The patent is called “Broadcast Content View Analysis Based on Ambient Audio Recording.” That’s a longwinded way of describing a technology that effectively turns every smartphone into a spying device.
We live in an age when our everyday actions and words are being recorded at an unprecedented level. Anybody who has ever had a conversation about their desire for a slice of pizza, and immediately seen a notification from their Dominos app pop up on their smartphone, knows what I’m talking about.
Although they swear up and down that they’re not, the big social media companies are all recording our behavior just about all the time. Mostly its so that they can target us with ads they think will be more likely to draw our attention.
But now, the Zuckster looks to be moving into other forms of surveillance. The new Facebook patent would allow for tech that puts an undetectable audio-blurb into TV commercials.
When a phone hears that audio-blurb, say because somebody is playing Candy Crush while their TV plays the nightly news, it would activate the phone’s mic and allow the phone to record all the “ambient noise” in the room.

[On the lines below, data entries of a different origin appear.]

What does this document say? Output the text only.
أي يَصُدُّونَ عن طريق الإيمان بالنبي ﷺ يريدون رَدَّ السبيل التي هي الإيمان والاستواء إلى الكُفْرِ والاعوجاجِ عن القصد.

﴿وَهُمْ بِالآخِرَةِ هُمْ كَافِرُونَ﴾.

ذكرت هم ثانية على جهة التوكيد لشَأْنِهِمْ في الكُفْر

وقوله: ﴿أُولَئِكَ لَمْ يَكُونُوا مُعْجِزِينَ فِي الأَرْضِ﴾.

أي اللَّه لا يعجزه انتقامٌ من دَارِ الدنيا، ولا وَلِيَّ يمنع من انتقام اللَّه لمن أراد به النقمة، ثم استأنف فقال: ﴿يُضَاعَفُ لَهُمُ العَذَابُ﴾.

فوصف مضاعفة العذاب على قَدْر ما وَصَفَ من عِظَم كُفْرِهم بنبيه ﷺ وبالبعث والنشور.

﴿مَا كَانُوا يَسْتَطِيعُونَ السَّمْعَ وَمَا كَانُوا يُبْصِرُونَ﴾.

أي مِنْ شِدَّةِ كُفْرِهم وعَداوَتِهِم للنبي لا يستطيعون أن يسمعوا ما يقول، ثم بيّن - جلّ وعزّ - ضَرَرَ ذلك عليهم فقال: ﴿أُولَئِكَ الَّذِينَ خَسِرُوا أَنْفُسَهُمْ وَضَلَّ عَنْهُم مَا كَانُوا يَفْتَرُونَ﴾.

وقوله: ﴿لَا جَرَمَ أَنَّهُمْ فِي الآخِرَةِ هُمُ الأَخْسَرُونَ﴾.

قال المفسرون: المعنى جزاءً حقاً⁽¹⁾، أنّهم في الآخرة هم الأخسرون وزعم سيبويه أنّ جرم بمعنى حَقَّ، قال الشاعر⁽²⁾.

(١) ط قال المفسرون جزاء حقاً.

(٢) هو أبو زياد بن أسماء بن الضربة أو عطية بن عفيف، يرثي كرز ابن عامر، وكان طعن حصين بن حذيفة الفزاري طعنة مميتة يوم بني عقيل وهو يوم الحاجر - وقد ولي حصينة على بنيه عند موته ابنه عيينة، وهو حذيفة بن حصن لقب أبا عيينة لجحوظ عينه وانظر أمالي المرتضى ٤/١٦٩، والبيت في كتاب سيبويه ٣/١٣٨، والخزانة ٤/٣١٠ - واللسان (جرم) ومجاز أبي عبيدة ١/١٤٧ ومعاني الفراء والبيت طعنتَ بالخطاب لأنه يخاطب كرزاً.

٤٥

The recording would then be analyzed and stored by Facebook so that the Zuckster and his team of spies can figure out what ads people are watching on their TVs, or listening to on their radios, as the case may be.

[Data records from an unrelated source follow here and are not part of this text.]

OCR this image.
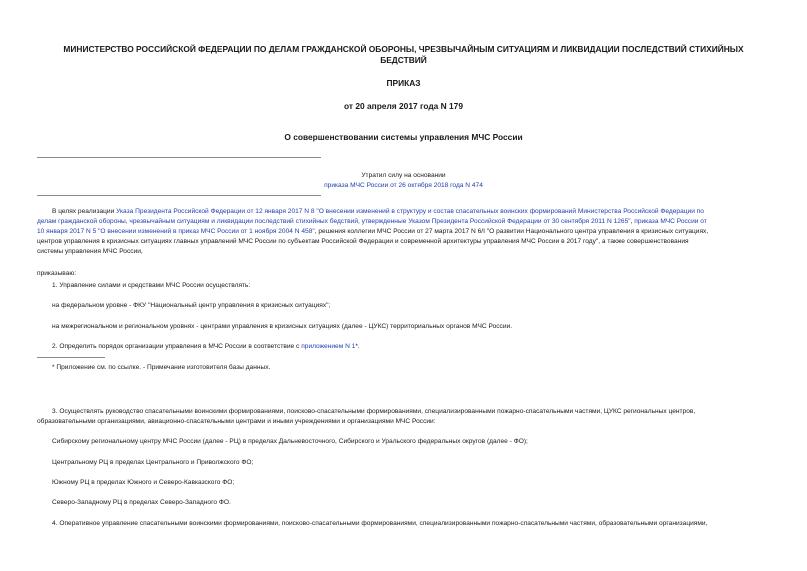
МИНИСТЕРСТВО РОССИЙСКОЙ ФЕДЕРАЦИИ ПО ДЕЛАМ ГРАЖДАНСКОЙ ОБОРОНЫ, ЧРЕЗВЫЧАЙНЫМ СИТУАЦИЯМ И ЛИКВИДАЦИИ ПОСЛЕДСТВИЙ СТИХИЙНЫХ
БЕДСТВИЙ
ПРИКАЗ
от 20 апреля 2017 года N 179
О совершенствовании системы управления МЧС России
Утратил силу на основании
приказа МЧС России от 26 октября 2018 года N 474
В целях реализации Указа Президента Российской Федерации от 12 января 2017 N 8 "О внесении изменений в структуру и состав спасательных воинских формирований Министерства Российской Федерации по
делам гражданской обороны, чрезвычайным ситуациям и ликвидации последствий стихийных бедствий, утвержденные Указом Президента Российской Федерации от 30 сентября 2011 N 1265", приказа МЧС России от
10 января 2017 N 5 "О внесении изменений в приказ МЧС России от 1 ноября 2004 N 458", решения коллегии МЧС России от 27 марта 2017 N 6/I "О развитии Национального центра управления в кризисных ситуациях,
центров управления в кризисных ситуациях главных управлений МЧС России по субъектам Российской Федерации и современной архитектуры управления МЧС России в 2017 году", а также совершенствования
системы управления МЧС России,
приказываю:
1. Управление силами и средствами МЧС России осуществлять:
на федеральном уровне - ФКУ "Национальный центр управления в кризисных ситуациях";
на межрегиональном и региональном уровнях - центрами управления в кризисных ситуациях (далее - ЦУКС) территориальных органов МЧС России.
2. Определить порядок организации управления в МЧС России в соответствие с приложением N 1*.
* Приложение см. по ссылке. - Примечание изготовителя базы данных.
3. Осуществлять руководство спасательными воинскими формированиями, поисково-спасательными формированиями, специализированными пожарно-спасательными частями, ЦУКС региональных центров,
образовательными организациями, авиационно-спасательными центрами и иными учреждениями и организациями МЧС России:
Сибирскому региональному центру МЧС России (далее - РЦ) в пределах Дальневосточного, Сибирского и Уральского федеральных округов (далее - ФО);
Центральному РЦ в пределах Центрального и Приволжского ФО;
Южному РЦ в пределах Южного и Северо-Кавказского ФО;
Северо-Западному РЦ в пределах Северо-Западного ФО.
4. Оперативное управление спасательными воинскими формированиями, поисково-спасательными формированиями, специализированными пожарно-спасательными частями, образовательными организациями,
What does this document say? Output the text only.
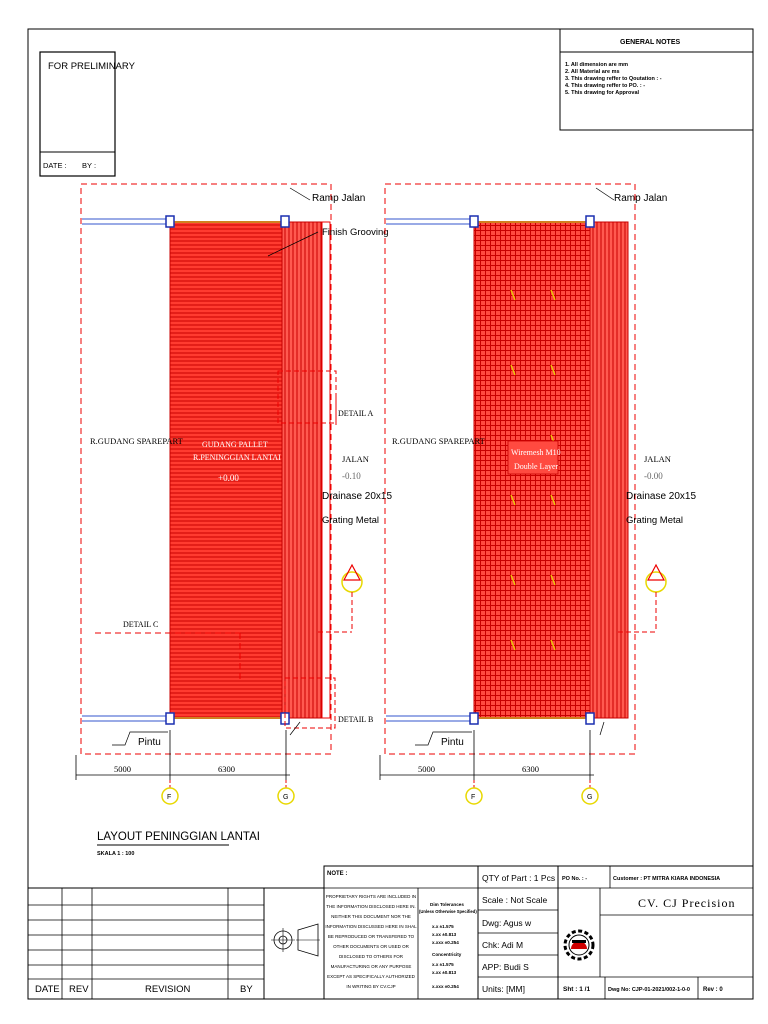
FOR PRELIMINARY
DATE : BY :
GENERAL NOTES
1. All dimension are mm
2. All Material are ms
3. This drawing reffer to Qoutation : -
4. This drawing reffer to PO. : -
5. This drawing for Approval
Ramp Jalan
Finish Grooving
R.GUDANG SPAREPART GUDANG PALLET
R.PENINGGIAN LANTAI
+0.00
JALAN
-0.10
Drainase 20x15
Grating Metal
DETAIL A
DETAIL B
DETAIL C
Pintu
5000	6300
F	G
Ramp Jalan
R.GUDANG SPAREPART
Wiremesh M10
Double Layer
JALAN
-0.00
Drainase 20x15
Grating Metal
Pintu
5000	6300
F	G
LAYOUT PENINGGIAN LANTAI
SKALA 1 : 100
DATE REV	REVISION	BY
NOTE :
PROPRIETARY RIGHTS ARE INCLUDED IN
THE INFORMATION DISCLOSED HERE IN.
NEITHER THIS DOCUMENT NOR THE
INFORMATION DISCUSSED HERE IN SHAL
BE REPRODUCED OR TRANSFERED TO
OTHER DOCUMENTS OR USED OR
DISCLOSED TO OTHERS FOR
MANUFACTURING OR ANY PURPOSE
EXCEPT AS SPECIFICALLY AUTHORIZED
IN WRITING BY CV.CJP
Dim Tolerances
(Unless Otherwise Specified)
x.x ±1.575
x.xx ±0.813
x.xxx ±0.254
Concentricity
x.x ±1.575
x.xx ±0.813
x.xxx ±0.254
QTY of Part : 1 Pcs
Scale : Not Scale
Dwg: Agus w
Chk: Adi M
APP: Budi S
Units: [MM]
PO No. : -	Customer : PT MITRA KIARA INDONESIA
CV. CJ Precision
Sht : 1 /1	Dwg No: CJP-01-2021/002-1-0-0 Rev : 0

When viewed alongside thousands of other such recordings, this would give advertising groups an idea of their audience size, and would help them figure out how audience responded to their ads, ie, by sitting through the whole thing or switching the channel.
And that would let Facebook fine-tune its advertising to appeal more closely to the tastes of specific users.
But some people don’t like the idea of being listened in on just so Facebook can show them ads for things they were idly discussing with friends the day before. (Those people may want to consider moving to a different country. Here in America, you’re under surveillance all day every day, baby.)
And Facebook is already in hot water for the sloppy way it’s handled users’ data in the past.
Facebook’s leadership swears they’ll never use this tech, and it’s just a “speculative” patent filed to “prevent aggression from other companies”.
(That’s something that does happen, by the way. Lots of companies will file very broad patents just to sit on them and sue any company that actually does the work to develop a similar technology. It’s called being a “patent troll” and it’s a serious roadblock for many American tech companies.)
But the tools necessary to implement tech like this are definitely already in place.
And given the too-uncanny-to-be-coincidence incidents of people idly discussing something with friends one day and seeing Facebook ads for it the next, it’s already a fair bet to say Facebook is listening to you more than you’d like it to be.
If the Zuckster can listen in to your conversations, what’s to stop him from listening to your TV ads?